Sambi officialise son divorce avec Ikililou

comores-blog-sambi-prisonnier-de-son-orgueilAu cours d’une rencontre aux allures d’un meeting politique, tenue ce samedi à Moroni, Ahmed Abdallah Mohamed Sambi a officialisé son divorce avec son protégé, Dr Ikililou. Cette rupture qui est restée jusqu’ici un secret de polichinelle éclate au grand jour. L’ancien président dit ne plus se reconnaitre de près ou de loin dans l’actuel pouvoir. A l’extérieur où il passe la plupart de son temps, il dit négocier pour l’intérêt des « citoyens comoriens » et demande un bilan pour la tournante.

«Je n’ai personne dans ce gouvernement parce que mes proches ont été écartés ». Il suffit de cette phrase courte mais qui résume tout, pour faire voler en éclat l’illusion entretenue sur une harmonie supposée parfaite entre Ikililou et Sambi. Non seulement ses proches sont évincés, mais il apprend les nouvelles du pays par le canal des « journaux comme tout le monde. Des fois par des amis étrangers », a-t-il regretté. L’ancien président digère mal cette rupture et pointe du doigt ceux qui l’ont trahi aujourd’hui et joue sur la corde du patriotisme. Il n’hésite pas à qualifier de machiavéliques, les politiciens qui « croient que la politique n’est que mensonge et tromperie ».

Tout au long de son intervention, Sambi n’avait pas fait l’ombre d’un doute sur son intention d’un retour aux affaires.

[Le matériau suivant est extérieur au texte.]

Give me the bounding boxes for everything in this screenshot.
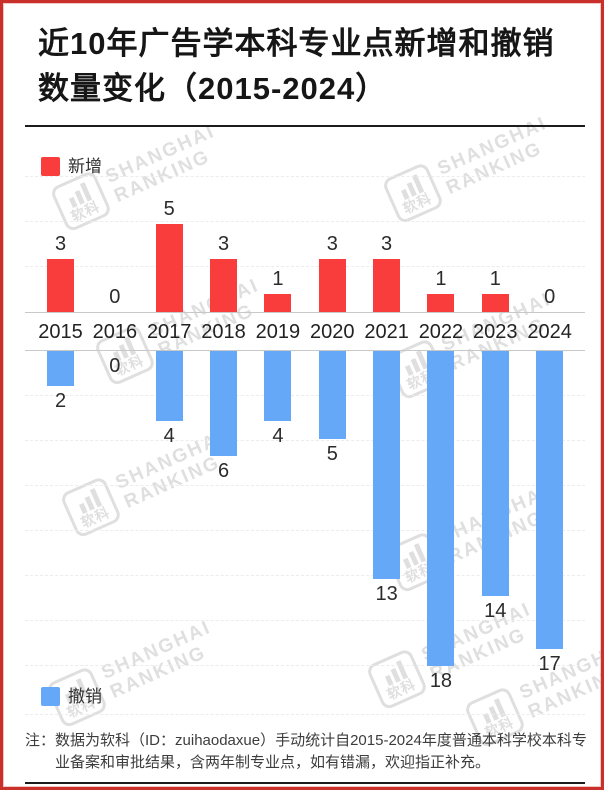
shanghairanking-watermark: 软科 SHANGHAI RANKING [381, 110, 560, 225]
ruanke-logo-icon: 软科 [49, 169, 113, 233]
ruanke-logo-icon: 软科 [93, 323, 157, 387]
shanghairanking-watermark: 软科 SHANGHAI RANKING [59, 424, 238, 539]
brand-text: SHANGHAI RANKING [516, 636, 604, 724]
shanghairanking-watermark: 软科 SHANGHAI RANKING [93, 272, 272, 387]
shanghairanking-watermark: 软科 SHANGHAI RANKING [45, 614, 224, 729]
ruanke-logo-icon: 软科 [59, 475, 123, 539]
watermark-layer: 软科 SHANGHAI RANKING 软科 SHANGHAI RANKING 软科 SHAN… [3, 3, 601, 787]
brand-text: SHANGHAI RANKING [102, 120, 219, 208]
ruanke-logo-icon: 软科 [463, 685, 527, 749]
shanghairanking-watermark: 软科 SHANGHAI RANKING [49, 118, 228, 233]
ruanke-logo-icon: 软科 [383, 530, 447, 594]
brand-text: SHANGHAI RANKING [98, 616, 215, 704]
ruanke-logo-icon: 软科 [381, 161, 445, 225]
shanghairanking-watermark: 软科 SHANGHAI RANKING [383, 479, 562, 594]
brand-text: SHANGHAI RANKING [418, 598, 535, 686]
shanghairanking-watermark: 软科 SHANGHAI RANKING [385, 286, 564, 401]
brand-text: SHANGHAI RANKING [434, 112, 551, 200]
ruanke-logo-icon: 软科 [365, 647, 429, 711]
ruanke-logo-icon: 软科 [385, 337, 449, 401]
brand-text: SHANGHAI RANKING [438, 288, 555, 376]
brand-text: SHANGHAI RANKING [436, 481, 553, 569]
ruanke-logo-icon: 软科 [45, 665, 109, 729]
brand-text: SHANGHAI RANKING [146, 274, 263, 362]
brand-text: SHANGHAI RANKING [112, 426, 229, 514]
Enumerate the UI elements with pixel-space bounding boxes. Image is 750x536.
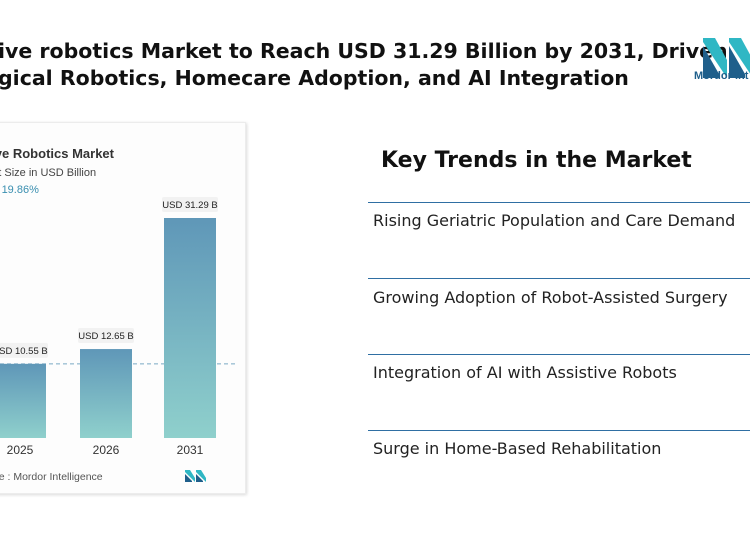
svg-text:USD 10.55 B: USD 10.55 B [0,346,48,357]
headline-line-1: ive robotics Market to Reach USD 31.29 B… [0,39,728,63]
trend-divider [368,354,750,355]
x-tick-2025: 2025 [7,443,34,457]
chart-title: istive Robotics Market [0,146,114,161]
headline: ive robotics Market to Reach USD 31.29 B… [0,38,728,92]
logo-text: Mordor Int [694,70,749,82]
bar-2031 [164,218,216,438]
bar-chart: USD 10.55 B USD 12.65 B USD 31.29 B 2025 20… [0,197,236,457]
svg-text:USD 12.65 B: USD 12.65 B [78,331,133,342]
trend-divider [368,278,750,279]
x-tick-2026: 2026 [93,443,120,457]
mordor-mini-logo-icon [185,470,206,482]
trend-item: Rising Geriatric Population and Care Dem… [373,211,736,230]
trend-item: Surge in Home-Based Rehabilitation [373,439,662,458]
headline-line-2: gical Robotics, Homecare Adoption, and A… [0,66,629,90]
cagr-value: 19.86% [1,184,39,196]
trend-item: Growing Adoption of Robot-Assisted Surge… [373,288,728,307]
bar-2026 [80,349,132,438]
data-label-2026: USD 12.65 B [78,328,134,344]
trends-title: Key Trends in the Market [381,148,692,173]
trend-item: Integration of AI with Assistive Robots [373,363,677,382]
data-label-2031: USD 31.29 B [162,197,218,212]
chart-cagr: GR 19.86% [0,184,39,196]
trend-divider [368,430,750,431]
chart-subtitle: rket Size in USD Billion [0,167,97,179]
svg-text:USD 31.29 B: USD 31.29 B [162,200,217,211]
mordor-logo-icon [703,38,750,78]
chart-source: rce : Mordor Intelligence [0,471,103,483]
x-tick-2031: 2031 [177,443,204,457]
trend-divider [368,202,750,203]
bar-2025 [0,363,46,438]
data-label-2025: USD 10.55 B [0,342,48,358]
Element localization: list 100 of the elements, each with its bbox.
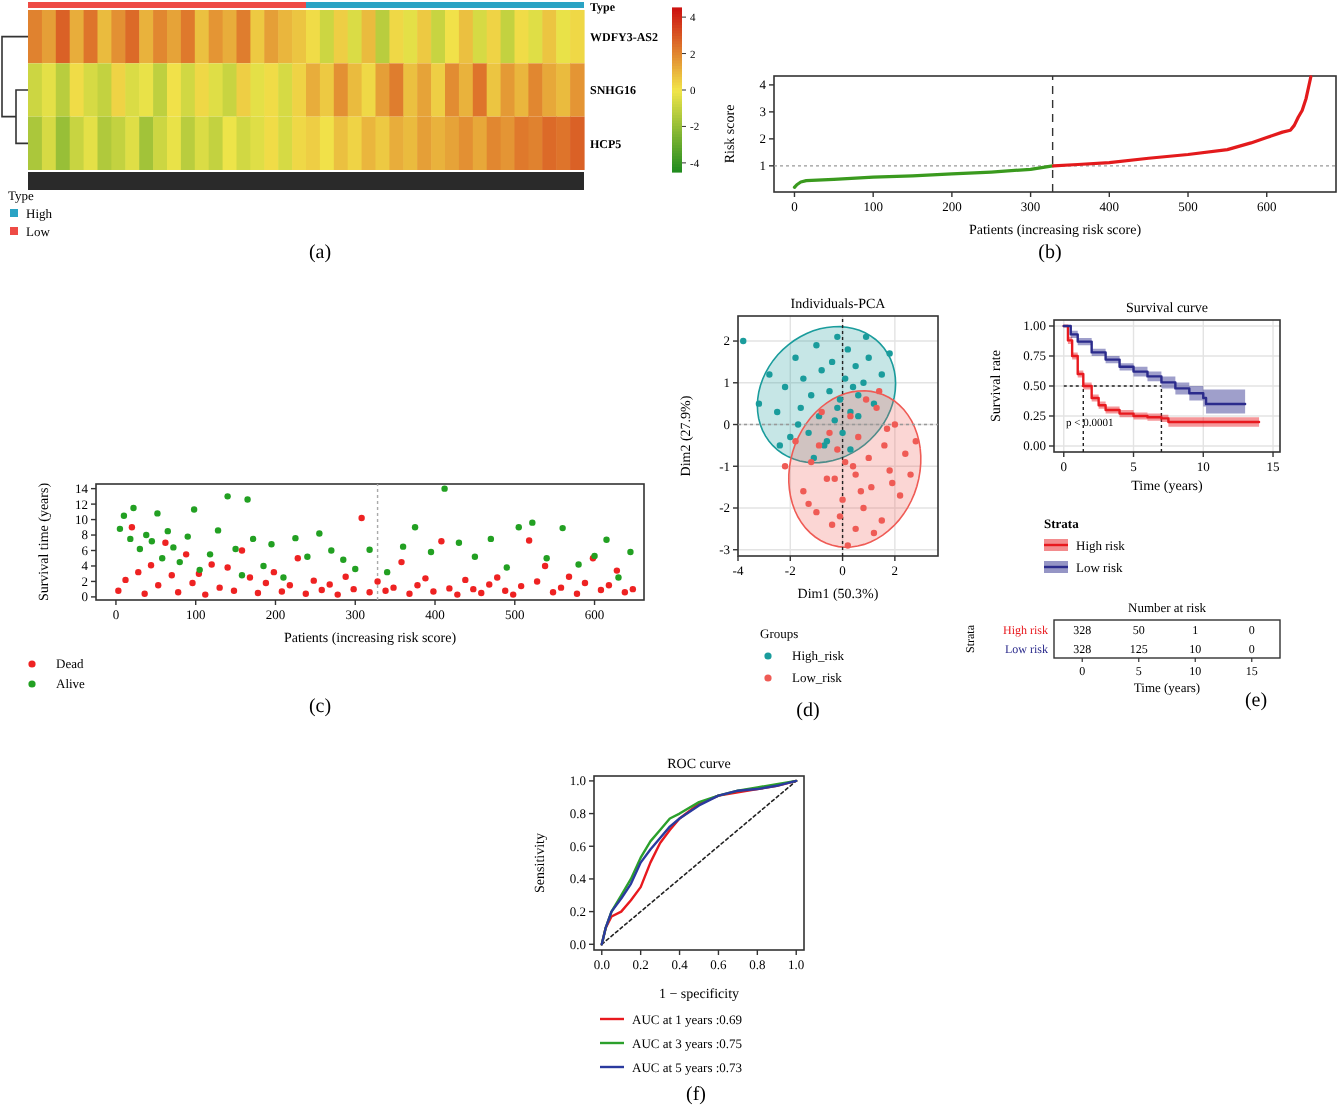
point bbox=[787, 433, 794, 441]
point bbox=[849, 383, 857, 391]
text: (c) bbox=[308, 696, 332, 718]
point bbox=[873, 404, 880, 412]
point bbox=[836, 513, 844, 520]
point bbox=[176, 558, 183, 566]
point bbox=[907, 471, 914, 478]
point bbox=[862, 333, 870, 341]
point bbox=[836, 396, 844, 403]
point bbox=[781, 383, 789, 391]
point bbox=[815, 442, 823, 449]
point bbox=[805, 429, 812, 437]
point bbox=[776, 442, 784, 449]
point bbox=[774, 408, 781, 416]
point bbox=[543, 555, 550, 562]
point bbox=[902, 450, 909, 457]
point bbox=[896, 492, 904, 499]
point bbox=[852, 471, 859, 478]
point bbox=[366, 546, 373, 553]
point bbox=[870, 529, 878, 537]
point bbox=[515, 524, 522, 531]
line-series bbox=[1051, 75, 1313, 168]
point bbox=[826, 429, 833, 437]
point bbox=[411, 524, 419, 531]
point bbox=[427, 548, 435, 556]
point bbox=[328, 547, 335, 554]
point bbox=[766, 371, 773, 378]
point bbox=[224, 493, 231, 500]
point bbox=[316, 530, 323, 537]
point bbox=[886, 350, 893, 357]
point bbox=[891, 421, 899, 428]
point bbox=[855, 412, 862, 420]
point bbox=[615, 574, 622, 581]
point bbox=[800, 375, 807, 382]
point bbox=[834, 446, 841, 453]
point bbox=[116, 525, 124, 533]
point bbox=[755, 400, 763, 407]
point bbox=[847, 446, 854, 453]
point bbox=[828, 521, 836, 528]
point bbox=[868, 483, 875, 491]
point bbox=[800, 488, 807, 495]
point bbox=[184, 533, 191, 540]
point bbox=[834, 404, 841, 412]
point bbox=[826, 387, 833, 395]
point bbox=[143, 531, 150, 539]
point bbox=[487, 535, 495, 543]
point bbox=[244, 496, 251, 503]
point bbox=[292, 534, 299, 542]
point bbox=[878, 371, 885, 378]
point bbox=[280, 574, 287, 581]
point bbox=[797, 404, 804, 412]
point bbox=[852, 362, 859, 370]
point bbox=[875, 387, 883, 395]
point bbox=[503, 564, 510, 571]
point bbox=[855, 392, 862, 399]
text: (b) bbox=[1038, 242, 1062, 264]
point bbox=[268, 541, 275, 548]
point bbox=[834, 333, 841, 341]
text: (f) bbox=[686, 1084, 706, 1106]
point bbox=[889, 479, 896, 487]
point bbox=[823, 475, 831, 482]
point bbox=[865, 354, 872, 361]
point bbox=[740, 337, 747, 345]
line-series bbox=[792, 164, 1055, 190]
text: (a) bbox=[308, 242, 332, 264]
point bbox=[912, 438, 919, 445]
point bbox=[841, 375, 849, 382]
point bbox=[857, 488, 865, 495]
point bbox=[818, 367, 825, 374]
point bbox=[841, 458, 849, 466]
point bbox=[214, 527, 222, 534]
text: (e) bbox=[1244, 690, 1268, 712]
point bbox=[471, 553, 479, 560]
point bbox=[627, 548, 634, 556]
point bbox=[249, 535, 257, 543]
point bbox=[805, 500, 812, 508]
text: (d) bbox=[796, 700, 820, 722]
point bbox=[120, 512, 128, 519]
point bbox=[860, 504, 867, 512]
point bbox=[340, 556, 347, 563]
point bbox=[883, 425, 891, 432]
point bbox=[260, 562, 267, 570]
point bbox=[813, 508, 820, 516]
point bbox=[862, 396, 870, 403]
point bbox=[844, 542, 851, 549]
point bbox=[839, 429, 846, 437]
point bbox=[855, 433, 862, 441]
point bbox=[794, 421, 802, 428]
point bbox=[831, 475, 838, 482]
point bbox=[808, 392, 815, 399]
point bbox=[159, 555, 166, 562]
point bbox=[886, 467, 893, 474]
point bbox=[575, 561, 582, 568]
point bbox=[878, 517, 885, 524]
point bbox=[148, 538, 156, 545]
point bbox=[839, 496, 846, 503]
point bbox=[603, 536, 610, 543]
point bbox=[170, 544, 177, 551]
point bbox=[870, 400, 878, 407]
point bbox=[860, 379, 867, 386]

Il s’est contenté de confirmer son statut de dirigeant respecté en dévoilant au public venu nombreux, son carnet d’adresses, mais aussi son agenda chargé qu’il a amené à rencontrer les chefs d’Etat tanzanien, turque, iranien et l’Emir du Qatar. Celui qui dit ressentir l’amour que les « comoriens portent toujours sur lui », entend peser de tout son poids tant à l’extérieur du pays que dans la politique intérieure. « Si vous entendez que je suis à l’extérieur, ce n’est que pour votre intérêt et je n’ai de compte à rendre à personne, sauf vous, citoyens comoriens », martèle-t-il sous les applaudissements.

Dans cette rencontre où ceux qui s’attendaient à des révélations sont repartis déçus, ce religieux reconverti à la politique s’interroge sur l’actuelle constitution et appelle à des assises pour établir le bilan de la présidence tournante entre les îles. Et au cas où « elle ne nous servirait plus, qu’on l’abolisse tout de suite », a-t-il clamé.

Et fidèle à lui-même, Sambi annonce des grands chantiers. En filigrane, il évoque l’exploration du gaz et du pétrole « en quantité plus importante que celle du Qatar ». Dors et déjà, il entre en contact avec un éminent géologue égyptien, l’informateur de cette bonne nouvelle. Et l’ancien président de recommander au peuple de se prépare moralement, socialement et politiquement à cette richesse qui ferait bientôt du pays un « donateur et non plus l’éternel quémandeur ».